@ARPA
L'Otan est une organisation avant tout politique. IL n'est pas utile de rappeler son origine. Il est ensuite évident d'adapter les protocoles quand les opérations communes se multiplient. Mais d'où viennent ces protocoles et qui a véritablement intérêt à l'homogénéisation ? Qui doit s'adapter ? Qui préfère finalement en passer par le donneur d'ordre pour s'équiper plutôt que de se fatiguer à construire où acheter du matériel non homologué qu'il faudra standardiser ?

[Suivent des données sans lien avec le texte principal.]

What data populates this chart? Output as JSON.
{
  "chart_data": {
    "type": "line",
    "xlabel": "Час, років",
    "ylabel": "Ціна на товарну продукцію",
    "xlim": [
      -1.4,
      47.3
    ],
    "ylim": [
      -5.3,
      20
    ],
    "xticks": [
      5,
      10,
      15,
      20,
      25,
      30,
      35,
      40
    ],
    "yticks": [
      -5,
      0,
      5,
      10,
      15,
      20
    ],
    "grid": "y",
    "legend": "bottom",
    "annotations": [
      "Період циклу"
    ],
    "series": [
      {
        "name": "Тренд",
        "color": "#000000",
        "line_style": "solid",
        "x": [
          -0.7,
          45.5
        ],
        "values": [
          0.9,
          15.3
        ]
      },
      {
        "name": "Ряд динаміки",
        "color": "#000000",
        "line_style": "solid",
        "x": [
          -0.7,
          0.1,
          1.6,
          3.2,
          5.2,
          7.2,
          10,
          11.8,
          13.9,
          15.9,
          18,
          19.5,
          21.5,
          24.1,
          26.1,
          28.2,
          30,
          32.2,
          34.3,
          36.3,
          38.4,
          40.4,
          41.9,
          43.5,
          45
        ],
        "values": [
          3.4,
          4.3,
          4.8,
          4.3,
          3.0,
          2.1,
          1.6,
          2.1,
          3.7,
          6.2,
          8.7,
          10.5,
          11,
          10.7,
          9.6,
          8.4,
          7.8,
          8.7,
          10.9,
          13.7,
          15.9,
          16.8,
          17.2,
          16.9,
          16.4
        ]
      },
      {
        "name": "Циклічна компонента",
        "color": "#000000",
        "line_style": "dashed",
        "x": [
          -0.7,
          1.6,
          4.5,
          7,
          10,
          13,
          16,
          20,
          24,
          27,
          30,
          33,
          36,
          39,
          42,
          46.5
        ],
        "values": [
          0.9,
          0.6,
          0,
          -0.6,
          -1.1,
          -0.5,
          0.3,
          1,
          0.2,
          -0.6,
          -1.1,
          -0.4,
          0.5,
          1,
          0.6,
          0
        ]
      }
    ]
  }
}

Il faut bien comprendre qu'un ordre géopolitique n'a rien d'immuable, comme sans doute on le voit en direct en ce moment. La seule question qui se pose quand on dirige un pays et qu'on a la préoccupation de ses intérêts, c'est est ce que cet ordre géopolitique nous est favorable. C'est ce que font les américains et désormais les puissances émergentes comme la Chine et la Russie. Or l'Europe et, dans cet ensemble, la France, évacue de plus en plus cette question à la fois économiquement et politiquement : TINA (there's no alternative). Le résultat est que nous abandonnons notre indépendance et que bientôt les dirigeants français, si nous continuons dans cette direction, se diront qu'il est trop coûteux de produire nous-même de l'équipement militaire et que les américains sont gentiment disposés à nous en founir et à terminer une prise de contrôle qui leur est nécessaire pour ne pas être isolés. Plus que cela, nous délèguerons peut-être complètement notre sécurité à des intervenants extérieurs, soit contrôlés par des citoyens étrangers, soit même par des multinationales, pour ce qui est le mercenariat façon ACADEMI, de triste réputation en Irak et désormais en Ukraine.

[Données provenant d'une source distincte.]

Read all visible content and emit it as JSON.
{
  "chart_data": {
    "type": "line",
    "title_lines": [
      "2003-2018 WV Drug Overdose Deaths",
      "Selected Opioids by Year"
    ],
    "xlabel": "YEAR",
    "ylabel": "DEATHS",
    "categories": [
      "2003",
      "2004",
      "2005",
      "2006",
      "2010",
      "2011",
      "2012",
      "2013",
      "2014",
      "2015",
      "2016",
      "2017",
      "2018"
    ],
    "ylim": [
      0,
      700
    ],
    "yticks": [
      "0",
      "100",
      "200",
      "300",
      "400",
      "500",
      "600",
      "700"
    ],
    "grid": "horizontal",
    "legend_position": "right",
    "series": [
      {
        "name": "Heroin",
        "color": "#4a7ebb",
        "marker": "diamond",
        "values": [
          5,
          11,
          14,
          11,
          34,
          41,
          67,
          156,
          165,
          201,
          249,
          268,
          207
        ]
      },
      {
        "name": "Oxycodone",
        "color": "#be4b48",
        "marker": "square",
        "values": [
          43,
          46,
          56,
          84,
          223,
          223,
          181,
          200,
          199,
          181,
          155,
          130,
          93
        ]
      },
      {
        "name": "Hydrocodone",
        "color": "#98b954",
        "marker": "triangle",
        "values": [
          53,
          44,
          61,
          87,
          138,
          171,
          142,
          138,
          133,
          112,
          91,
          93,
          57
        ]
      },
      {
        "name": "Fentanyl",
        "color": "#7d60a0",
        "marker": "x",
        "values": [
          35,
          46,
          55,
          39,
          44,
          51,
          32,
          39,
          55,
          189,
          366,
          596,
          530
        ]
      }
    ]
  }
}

Pour en revenir au Rafale et montrer que tout cela n'est pas hors-sujet, il est essentiel de comprendre que la dimension politique, depuis la création d'un appareil, jusqu'à sa vente et éventuellement à l'export, dépend grandement de choix politiques. Il n'y a bien sûr pas d'exclusive, l'aspect technique étant essentiel. Mais aujourd'hui la tendance de rapprochement avec l'Otan fait que l'orientation politique détermine le futur de la défense française, bien plus que le relatif appauvrissement du pays (qui n'a jamais été aussi riche en passant). Le choix du maximum d'indépendance n'est plus la priorité. Notre industrie sera bradée puisque c'est le marché qui décidera et que bien évidemment nous n'avons pas la taille critique ni désormais l'influence politique, pour cause puisque complètement alignés, pour survivre. La pérennité d'une industrie de défense ne dépend pas des exportations, mais de savoir si oui ou non un Etat veut et peut construire lui-même son équipement. Les militaires de nos armées doivent aujourd'hui comprendre que ce n'est plus le cas. Ce n'est pas parce que les allocs familiales bouffent le budget de la défense comme peut-être certains le croient mais bien parce que la volonté politique n'y est plus.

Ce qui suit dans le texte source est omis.